Sa particularité botanique la plus notable est la tristylie : chaque individu porte des fleurs d'un seul type parmi trois, distingués par la longueur relative du style et des étamines. Ce mécanisme d'hétérostylie impose la pollinisation croisée entre individus de types différents [1].
En culture ornementale, la salicaire convient aux berges de bassins et aux jardins de zone humide. En dehors de son aire d'origine, notamment en Amérique du Nord et en Australie, elle est classée parmi les espèces invasives des milieux humides [1].
| pH du sol | 6.5 à 7.0 |
|---|---|
| Lumière (0-10) | 7 |
| Espacement | 50x50 |
| Maturité | 120 jours |
Dates ajustées pour les 5 zones climatiques de France métropolitaine. Affine encore avec ta géolocalisation ci-dessus.
| Zone | Semis intérieur | Semis extérieur | Récolte |
|---|---|---|---|
| Méditerranéenne | début mars → début avr. | début mai → début juin | début juil. → début sept. |
| Atlantique | début mars → début avr. | début mai → début juin | début juil. → début sept. |
| Océanique | mi-mars → mi-avr. | mi-mai → mi-juin | mi-juil. → mi-sept. |
| Semi-continentale | fin mars → fin avr. | fin mai → fin juin | fin juil. → fin sept. |
| Montagne | début avr. → début mai | début juin → début juil. | début août → début oct. |
Fleur Salicaire : fleurs rose, subshrub, forb/herb, culture facile.

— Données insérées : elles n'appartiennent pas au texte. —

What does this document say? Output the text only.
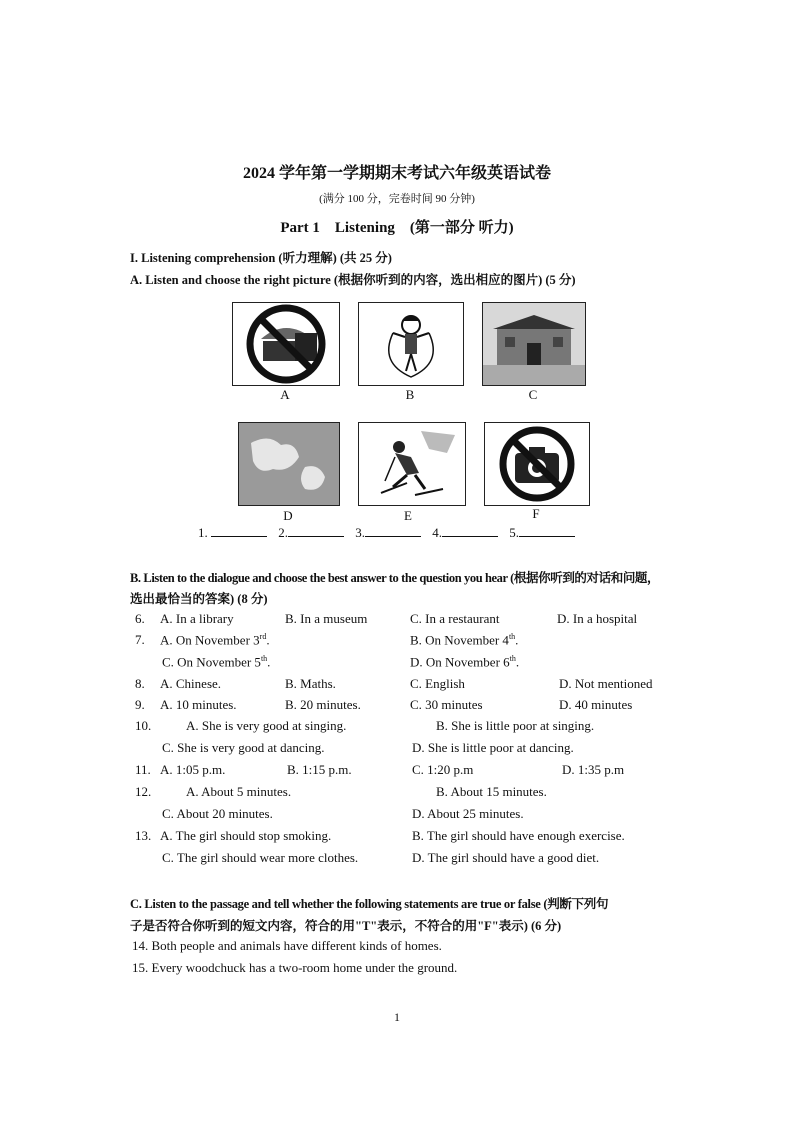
2024 学年第一学期期末考试六年级英语试卷
(满分 100 分，完卷时间 90 分钟)
Part 1　Listening　(第一部分 听力)
I. Listening comprehension (听力理解) (共 25 分)
A. Listen and choose the right picture (根据你听到的内容，选出相应的图片) (5 分)
A	B	C
D	E	F
1.	2.	3.	4.	5.
B. Listen to the dialogue and choose the best answer to the question you hear (根据你听到的对话和问题，
选出最恰当的答案) (8 分)
6. A. In a library	B. In a museum	C. In a restaurant	D. In a hospital
7. A. On November 3rd.	B. On November 4th.
C. On November 5th.	D. On November 6th.
8. A. Chinese.	B. Maths.	C. English	D. Not mentioned
9. A. 10 minutes.	B. 20 minutes.	C. 30 minutes	D. 40 minutes
10.	A. She is very good at singing.	B. She is little poor at singing.
C. She is very good at dancing.	D. She is little poor at dancing.
11. A. 1:05 p.m.	B. 1:15 p.m.	C. 1:20 p.m	D. 1:35 p.m
12.	A. About 5 minutes.	B. About 15 minutes.
C. About 20 minutes.	D. About 25 minutes.
13. A. The girl should stop smoking.	B. The girl should have enough exercise.
C. The girl should wear more clothes.	D. The girl should have a good diet.
C. Listen to the passage and tell whether the following statements are true or false (判断下列句
子是否符合你听到的短文内容，符合的用"T"表示，不符合的用"F"表示) (6 分)
14. Both people and animals have different kinds of homes.
15. Every woodchuck has a two-room home under the ground.
1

La Salicaire commune, appelée Salicaire pourpre au Canada, est une espèce de plantes à fleurs de la famille des Lythraceae très répandue dans presque toute l'Europe, à proximité des cours d'eau où elle forme de longues inflorescences rose pourpré semblables à des épis et facilement reconnaissables. Elle est aujourd'hui considérée comme une plante invasive dans de nombreuses régions du monde où elle a été importée.
Pour un potager en bonne santé, associez Salicaire avec Iris d'eau, Astilbe et Primevère.
Sa tolérance au froid en fait un choix sûr pour les régions au climat continental.
Commencez les semis en intérieur de mars à avril, dans des godets remplis de terreau fin. Maintenez une température de 18-22°C et gardez le substrat humide sans le détremper. La levée prend généralement 8 à 14 jours.
Le semis direct en pleine terre est possible de mai à juin, quand le sol est suffisamment réchauffé et que tout risque de gelée est écarté.
Respectez un espacement de 50x50 cm entre les plants pour assurer une bonne circulation de l'air.
Comptez environ 120 jours entre le semis et la première récolte.
Cette variété préfère un emplacement en plein soleil (minimum 6h par jour).
Arrosage : abondant.
Sol idéal : humifere. Enrichissez avec du compost bien décomposé avant la plantation.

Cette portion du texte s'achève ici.